Verifying a Topological Property

Question

Let (X,T) be any Topological Space. Verify that Intersection of any finite number of members of T is a member of T. I tried to prove using that intersection of any two sets of T belongs to T. So the result of the intersection can Intersect with any other subset of T, the result of which will also belong to T. This will continue for any finite number of sets of T. Hence, verified. Please Help Definition of Topological Space:$$1. X \in T\ and\ \emptyset \in T$$$$2.Union\ of \ any(finite\ or\ Infinite)\ members\ of\ T\ belongs\ to\ T$$$$3.Intersection\ of\ any\ two\ members\ of\ T\ belongs\ to\ T$$

Answer 1

The base case for induction is the intersection of $n=2$ members of $T$ is also in $T$. This is in your definition

Inductive hypothesis is: Given $n \geq 2$ members of $T$, call them $A_1 , ... , A_n$, whose intersection $\cap_{k=1}^{n} A_k$ is also a member of $T$. Then given another member $A_{n+1}$ of $T$, $\cap_{k=1}^{n+1} A_k$ is a member of $T$

Now to prove it. By assumption we have the set $B = \cap_{k=1}^{n} A_k$ is a member of $T$. Now by definition of a topology, intersections of $2$ members are a member. Namely, $$B \cap A_{n+1}$$ is a member of $T$. Notice that $B \cap A_{n+1} = (\cap_{k=1}^{n} A_k) \cap A_{n+1} = \cap_{k=1}^{n+1} A_k $ as desired

Answer 2

Given $(X,T)$ is a topological space. Here $T$ is nothing but a collection of open sets of $X$. So we need to prove that any finite intersection of open set is open. We use induction to prove this.

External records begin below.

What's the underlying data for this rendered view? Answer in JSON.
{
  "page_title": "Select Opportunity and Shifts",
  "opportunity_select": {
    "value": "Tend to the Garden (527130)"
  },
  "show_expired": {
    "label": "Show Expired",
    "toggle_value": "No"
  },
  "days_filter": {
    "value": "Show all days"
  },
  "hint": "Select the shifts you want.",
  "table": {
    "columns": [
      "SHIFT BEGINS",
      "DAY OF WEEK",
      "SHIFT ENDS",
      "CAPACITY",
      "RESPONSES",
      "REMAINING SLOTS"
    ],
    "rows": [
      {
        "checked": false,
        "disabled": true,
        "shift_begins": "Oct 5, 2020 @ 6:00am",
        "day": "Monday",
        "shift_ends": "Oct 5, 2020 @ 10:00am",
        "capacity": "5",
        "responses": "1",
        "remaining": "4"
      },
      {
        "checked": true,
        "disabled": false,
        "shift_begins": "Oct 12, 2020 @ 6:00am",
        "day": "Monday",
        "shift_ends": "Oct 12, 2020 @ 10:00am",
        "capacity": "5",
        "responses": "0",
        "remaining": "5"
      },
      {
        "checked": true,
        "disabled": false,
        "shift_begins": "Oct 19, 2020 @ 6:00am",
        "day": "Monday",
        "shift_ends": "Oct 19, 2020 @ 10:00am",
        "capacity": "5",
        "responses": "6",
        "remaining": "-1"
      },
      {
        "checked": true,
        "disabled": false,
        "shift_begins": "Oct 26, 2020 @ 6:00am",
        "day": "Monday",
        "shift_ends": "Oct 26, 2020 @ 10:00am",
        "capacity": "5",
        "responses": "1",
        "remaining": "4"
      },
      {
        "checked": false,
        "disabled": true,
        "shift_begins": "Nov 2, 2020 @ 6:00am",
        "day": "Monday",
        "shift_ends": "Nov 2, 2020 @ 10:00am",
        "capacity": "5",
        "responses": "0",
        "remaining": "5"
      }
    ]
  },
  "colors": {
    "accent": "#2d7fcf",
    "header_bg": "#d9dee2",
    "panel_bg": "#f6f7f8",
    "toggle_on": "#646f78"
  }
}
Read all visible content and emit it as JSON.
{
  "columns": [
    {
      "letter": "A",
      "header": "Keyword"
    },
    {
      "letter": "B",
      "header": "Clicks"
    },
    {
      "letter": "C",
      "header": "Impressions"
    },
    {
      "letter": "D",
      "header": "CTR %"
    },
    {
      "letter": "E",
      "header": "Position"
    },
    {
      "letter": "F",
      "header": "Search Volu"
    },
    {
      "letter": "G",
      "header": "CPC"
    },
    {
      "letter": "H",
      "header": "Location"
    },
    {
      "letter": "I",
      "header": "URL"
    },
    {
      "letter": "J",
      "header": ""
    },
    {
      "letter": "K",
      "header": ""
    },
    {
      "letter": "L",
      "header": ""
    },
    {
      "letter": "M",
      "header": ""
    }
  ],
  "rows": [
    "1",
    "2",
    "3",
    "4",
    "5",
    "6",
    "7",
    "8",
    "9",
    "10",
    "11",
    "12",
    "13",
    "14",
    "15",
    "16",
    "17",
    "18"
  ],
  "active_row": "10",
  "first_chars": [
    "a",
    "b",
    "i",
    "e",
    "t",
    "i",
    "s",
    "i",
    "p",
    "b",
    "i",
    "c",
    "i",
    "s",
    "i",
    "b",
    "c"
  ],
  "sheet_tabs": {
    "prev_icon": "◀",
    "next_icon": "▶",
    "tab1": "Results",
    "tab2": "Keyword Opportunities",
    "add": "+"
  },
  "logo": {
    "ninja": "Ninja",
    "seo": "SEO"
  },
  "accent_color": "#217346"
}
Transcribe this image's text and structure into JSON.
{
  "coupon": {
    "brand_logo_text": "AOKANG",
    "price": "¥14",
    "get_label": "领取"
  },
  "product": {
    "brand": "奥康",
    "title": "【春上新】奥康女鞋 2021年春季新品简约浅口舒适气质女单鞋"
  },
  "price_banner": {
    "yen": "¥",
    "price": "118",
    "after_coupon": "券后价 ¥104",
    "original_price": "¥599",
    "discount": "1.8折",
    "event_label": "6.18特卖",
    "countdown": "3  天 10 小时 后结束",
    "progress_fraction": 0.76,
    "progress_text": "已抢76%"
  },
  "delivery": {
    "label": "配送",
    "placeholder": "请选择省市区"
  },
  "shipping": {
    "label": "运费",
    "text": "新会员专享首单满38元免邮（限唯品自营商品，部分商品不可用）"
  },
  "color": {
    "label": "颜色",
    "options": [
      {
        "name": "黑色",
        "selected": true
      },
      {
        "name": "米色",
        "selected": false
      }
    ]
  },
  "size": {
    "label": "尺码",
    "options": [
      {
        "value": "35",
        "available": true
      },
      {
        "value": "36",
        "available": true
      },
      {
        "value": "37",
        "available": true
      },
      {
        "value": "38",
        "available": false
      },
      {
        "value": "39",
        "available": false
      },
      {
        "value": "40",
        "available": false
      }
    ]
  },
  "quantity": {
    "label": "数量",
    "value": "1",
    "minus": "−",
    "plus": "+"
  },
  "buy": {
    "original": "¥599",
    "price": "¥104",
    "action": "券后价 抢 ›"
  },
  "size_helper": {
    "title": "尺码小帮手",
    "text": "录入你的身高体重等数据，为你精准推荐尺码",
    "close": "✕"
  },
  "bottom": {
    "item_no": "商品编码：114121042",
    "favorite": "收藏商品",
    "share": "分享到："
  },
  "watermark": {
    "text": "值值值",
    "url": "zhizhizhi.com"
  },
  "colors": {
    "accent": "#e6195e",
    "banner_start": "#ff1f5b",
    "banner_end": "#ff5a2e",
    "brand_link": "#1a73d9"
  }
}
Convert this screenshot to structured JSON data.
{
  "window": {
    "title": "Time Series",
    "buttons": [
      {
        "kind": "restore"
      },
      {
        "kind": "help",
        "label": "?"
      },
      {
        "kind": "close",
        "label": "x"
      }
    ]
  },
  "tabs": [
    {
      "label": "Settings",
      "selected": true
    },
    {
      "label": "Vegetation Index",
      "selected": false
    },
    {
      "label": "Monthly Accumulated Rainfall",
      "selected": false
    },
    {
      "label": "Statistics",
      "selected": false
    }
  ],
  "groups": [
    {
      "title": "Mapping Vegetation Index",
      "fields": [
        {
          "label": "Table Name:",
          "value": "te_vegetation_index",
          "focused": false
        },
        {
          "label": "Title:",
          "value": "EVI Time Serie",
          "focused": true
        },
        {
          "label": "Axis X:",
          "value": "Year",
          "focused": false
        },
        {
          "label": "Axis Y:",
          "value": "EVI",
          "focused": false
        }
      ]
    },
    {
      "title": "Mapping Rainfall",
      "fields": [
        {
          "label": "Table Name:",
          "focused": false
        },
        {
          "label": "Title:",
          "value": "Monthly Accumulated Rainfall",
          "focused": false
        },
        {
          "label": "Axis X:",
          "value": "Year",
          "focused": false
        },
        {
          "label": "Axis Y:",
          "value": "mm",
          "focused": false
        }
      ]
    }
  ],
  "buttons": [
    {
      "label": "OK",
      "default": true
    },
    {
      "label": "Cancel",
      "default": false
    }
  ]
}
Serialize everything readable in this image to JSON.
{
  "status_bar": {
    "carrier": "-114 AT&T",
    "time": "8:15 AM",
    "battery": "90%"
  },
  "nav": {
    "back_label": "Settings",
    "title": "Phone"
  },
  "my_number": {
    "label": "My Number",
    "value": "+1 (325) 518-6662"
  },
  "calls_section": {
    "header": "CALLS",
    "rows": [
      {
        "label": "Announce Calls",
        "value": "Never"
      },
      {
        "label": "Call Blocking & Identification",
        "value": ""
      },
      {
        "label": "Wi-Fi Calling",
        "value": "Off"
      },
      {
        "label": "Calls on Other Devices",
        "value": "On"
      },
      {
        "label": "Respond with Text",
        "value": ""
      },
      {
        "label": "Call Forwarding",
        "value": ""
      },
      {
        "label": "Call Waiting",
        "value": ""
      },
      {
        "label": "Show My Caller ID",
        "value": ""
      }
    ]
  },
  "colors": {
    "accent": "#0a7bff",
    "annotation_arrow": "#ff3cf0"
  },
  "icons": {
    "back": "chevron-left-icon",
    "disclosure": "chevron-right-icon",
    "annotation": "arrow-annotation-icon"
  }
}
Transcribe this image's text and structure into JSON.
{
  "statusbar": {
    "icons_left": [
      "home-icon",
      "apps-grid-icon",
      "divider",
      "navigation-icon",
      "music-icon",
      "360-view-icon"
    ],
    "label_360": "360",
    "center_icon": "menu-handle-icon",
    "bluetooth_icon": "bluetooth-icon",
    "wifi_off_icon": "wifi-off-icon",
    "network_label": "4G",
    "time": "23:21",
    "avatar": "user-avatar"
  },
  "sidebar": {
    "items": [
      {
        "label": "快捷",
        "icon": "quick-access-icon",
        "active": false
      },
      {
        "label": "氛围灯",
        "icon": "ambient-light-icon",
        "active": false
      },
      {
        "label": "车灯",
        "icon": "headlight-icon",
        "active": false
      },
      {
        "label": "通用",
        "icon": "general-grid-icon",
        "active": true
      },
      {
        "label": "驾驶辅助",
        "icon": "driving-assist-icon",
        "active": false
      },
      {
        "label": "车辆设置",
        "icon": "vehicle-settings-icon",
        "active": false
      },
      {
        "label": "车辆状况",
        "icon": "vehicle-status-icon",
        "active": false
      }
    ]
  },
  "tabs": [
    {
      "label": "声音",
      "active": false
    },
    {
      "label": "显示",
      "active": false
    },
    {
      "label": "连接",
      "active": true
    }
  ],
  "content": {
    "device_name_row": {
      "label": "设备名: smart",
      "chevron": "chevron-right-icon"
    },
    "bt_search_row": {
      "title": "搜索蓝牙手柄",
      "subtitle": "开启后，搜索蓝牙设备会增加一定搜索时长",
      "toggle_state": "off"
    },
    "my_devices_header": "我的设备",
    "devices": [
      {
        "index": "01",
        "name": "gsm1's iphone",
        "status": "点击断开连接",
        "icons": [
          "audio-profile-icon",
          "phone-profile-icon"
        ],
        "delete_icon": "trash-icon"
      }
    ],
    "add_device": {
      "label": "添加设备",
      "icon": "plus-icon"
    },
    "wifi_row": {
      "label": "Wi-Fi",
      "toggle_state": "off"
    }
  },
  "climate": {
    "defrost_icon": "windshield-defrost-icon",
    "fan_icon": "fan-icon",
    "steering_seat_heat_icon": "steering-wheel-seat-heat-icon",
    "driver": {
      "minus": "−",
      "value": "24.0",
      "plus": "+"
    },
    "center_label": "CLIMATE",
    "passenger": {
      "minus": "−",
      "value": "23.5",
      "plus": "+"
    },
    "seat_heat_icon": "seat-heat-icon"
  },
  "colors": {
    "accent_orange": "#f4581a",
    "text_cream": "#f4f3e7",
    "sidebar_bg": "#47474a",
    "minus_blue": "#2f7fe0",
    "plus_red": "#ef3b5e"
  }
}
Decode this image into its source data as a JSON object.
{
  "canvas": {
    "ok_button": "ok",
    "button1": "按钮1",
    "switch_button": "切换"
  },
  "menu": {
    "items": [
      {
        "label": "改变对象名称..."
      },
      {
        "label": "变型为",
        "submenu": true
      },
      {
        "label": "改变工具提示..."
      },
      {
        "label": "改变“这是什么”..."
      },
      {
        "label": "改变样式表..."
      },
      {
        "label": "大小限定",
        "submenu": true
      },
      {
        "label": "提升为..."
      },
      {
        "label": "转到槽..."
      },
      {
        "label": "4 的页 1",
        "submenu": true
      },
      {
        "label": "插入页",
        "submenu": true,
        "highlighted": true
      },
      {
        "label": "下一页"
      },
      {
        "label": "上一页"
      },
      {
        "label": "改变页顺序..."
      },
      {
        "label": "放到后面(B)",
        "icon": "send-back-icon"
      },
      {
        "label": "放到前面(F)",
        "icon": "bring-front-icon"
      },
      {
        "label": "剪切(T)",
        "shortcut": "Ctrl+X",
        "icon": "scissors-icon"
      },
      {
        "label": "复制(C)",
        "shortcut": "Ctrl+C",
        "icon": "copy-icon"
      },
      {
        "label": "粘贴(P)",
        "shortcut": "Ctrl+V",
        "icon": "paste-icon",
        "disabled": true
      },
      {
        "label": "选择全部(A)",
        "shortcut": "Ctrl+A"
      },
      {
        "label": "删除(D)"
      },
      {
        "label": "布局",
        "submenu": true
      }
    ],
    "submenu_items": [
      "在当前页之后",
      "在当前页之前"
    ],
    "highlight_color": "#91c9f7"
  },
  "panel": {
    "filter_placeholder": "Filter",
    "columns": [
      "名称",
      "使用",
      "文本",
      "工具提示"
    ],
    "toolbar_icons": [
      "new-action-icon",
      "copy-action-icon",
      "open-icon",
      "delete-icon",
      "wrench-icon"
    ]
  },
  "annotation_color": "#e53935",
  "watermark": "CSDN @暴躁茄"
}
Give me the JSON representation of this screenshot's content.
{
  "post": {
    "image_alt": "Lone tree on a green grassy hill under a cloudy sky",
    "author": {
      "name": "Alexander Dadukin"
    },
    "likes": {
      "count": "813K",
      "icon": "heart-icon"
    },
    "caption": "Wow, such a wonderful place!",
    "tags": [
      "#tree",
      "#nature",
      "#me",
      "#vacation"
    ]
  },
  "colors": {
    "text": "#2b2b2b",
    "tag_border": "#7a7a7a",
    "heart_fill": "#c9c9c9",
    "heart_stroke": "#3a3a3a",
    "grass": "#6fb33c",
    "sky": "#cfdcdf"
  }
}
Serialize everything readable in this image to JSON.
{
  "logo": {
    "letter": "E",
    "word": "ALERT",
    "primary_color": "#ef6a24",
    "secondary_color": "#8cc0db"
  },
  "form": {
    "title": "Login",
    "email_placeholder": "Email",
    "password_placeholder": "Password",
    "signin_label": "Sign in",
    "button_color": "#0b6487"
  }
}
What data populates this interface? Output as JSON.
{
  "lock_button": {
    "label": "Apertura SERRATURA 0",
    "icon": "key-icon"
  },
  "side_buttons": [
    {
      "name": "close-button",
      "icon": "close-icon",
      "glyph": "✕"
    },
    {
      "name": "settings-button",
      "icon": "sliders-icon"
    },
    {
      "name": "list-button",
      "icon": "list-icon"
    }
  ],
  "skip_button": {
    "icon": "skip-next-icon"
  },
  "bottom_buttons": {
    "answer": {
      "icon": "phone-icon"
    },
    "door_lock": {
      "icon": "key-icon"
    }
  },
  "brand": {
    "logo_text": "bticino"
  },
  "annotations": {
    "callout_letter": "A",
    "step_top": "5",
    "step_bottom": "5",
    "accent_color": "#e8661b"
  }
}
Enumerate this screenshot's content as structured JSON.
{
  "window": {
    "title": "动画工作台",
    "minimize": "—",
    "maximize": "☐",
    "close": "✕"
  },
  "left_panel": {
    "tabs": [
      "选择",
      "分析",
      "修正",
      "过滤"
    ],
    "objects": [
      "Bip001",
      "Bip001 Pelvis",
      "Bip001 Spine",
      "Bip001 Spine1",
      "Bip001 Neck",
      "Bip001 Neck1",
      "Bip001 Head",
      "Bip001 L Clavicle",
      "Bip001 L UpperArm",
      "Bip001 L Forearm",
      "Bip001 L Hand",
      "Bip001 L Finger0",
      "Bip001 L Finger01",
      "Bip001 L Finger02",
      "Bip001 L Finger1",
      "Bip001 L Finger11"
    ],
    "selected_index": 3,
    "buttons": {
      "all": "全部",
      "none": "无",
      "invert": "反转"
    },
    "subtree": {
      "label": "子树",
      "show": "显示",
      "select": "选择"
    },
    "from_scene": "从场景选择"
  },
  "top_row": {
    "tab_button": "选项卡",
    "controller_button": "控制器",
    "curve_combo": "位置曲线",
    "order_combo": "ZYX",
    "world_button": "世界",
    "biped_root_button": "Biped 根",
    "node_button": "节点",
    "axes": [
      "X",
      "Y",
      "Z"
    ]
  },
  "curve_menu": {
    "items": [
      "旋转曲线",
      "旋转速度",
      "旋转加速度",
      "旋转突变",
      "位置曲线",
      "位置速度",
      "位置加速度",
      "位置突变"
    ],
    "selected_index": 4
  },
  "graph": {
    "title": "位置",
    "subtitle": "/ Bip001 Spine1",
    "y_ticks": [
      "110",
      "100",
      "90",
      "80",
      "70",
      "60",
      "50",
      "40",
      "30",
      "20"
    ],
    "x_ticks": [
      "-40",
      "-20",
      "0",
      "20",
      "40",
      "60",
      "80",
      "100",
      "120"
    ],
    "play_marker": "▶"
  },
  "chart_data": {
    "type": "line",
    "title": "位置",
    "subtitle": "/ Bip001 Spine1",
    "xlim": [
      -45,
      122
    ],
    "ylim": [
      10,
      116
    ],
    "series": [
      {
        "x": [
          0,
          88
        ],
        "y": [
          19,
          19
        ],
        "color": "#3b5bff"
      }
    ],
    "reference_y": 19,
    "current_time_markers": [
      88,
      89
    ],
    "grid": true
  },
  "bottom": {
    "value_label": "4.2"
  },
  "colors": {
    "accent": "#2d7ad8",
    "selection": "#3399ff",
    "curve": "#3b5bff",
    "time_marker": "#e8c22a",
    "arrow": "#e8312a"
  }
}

Suppose $U_1~ and~ U_2$ are open sets.Let $x\in U_1\cap U_2$ then $x\in U_1$ and $x\in U_2$ . Because of openness there exist basis elements $B_1$ and $B_2$ containing $x$ such that $x\in B_1\subset U_1$ and $x\in B_2\subset U_2$. Thus by the definition of basis there exist a basis element $B_3$ containing x such that $x\in B_3\subset B_1\cap B_2$. It follows that $x\in B_3\subset U_1\cup U_2$. Hence $U_1\cap U_2$ is open. Now to end this $U_1\cap U_2\cap\dots \cap U_n=(U_1\cap U_2\dots \cap U_{n-1})\cap U_n$.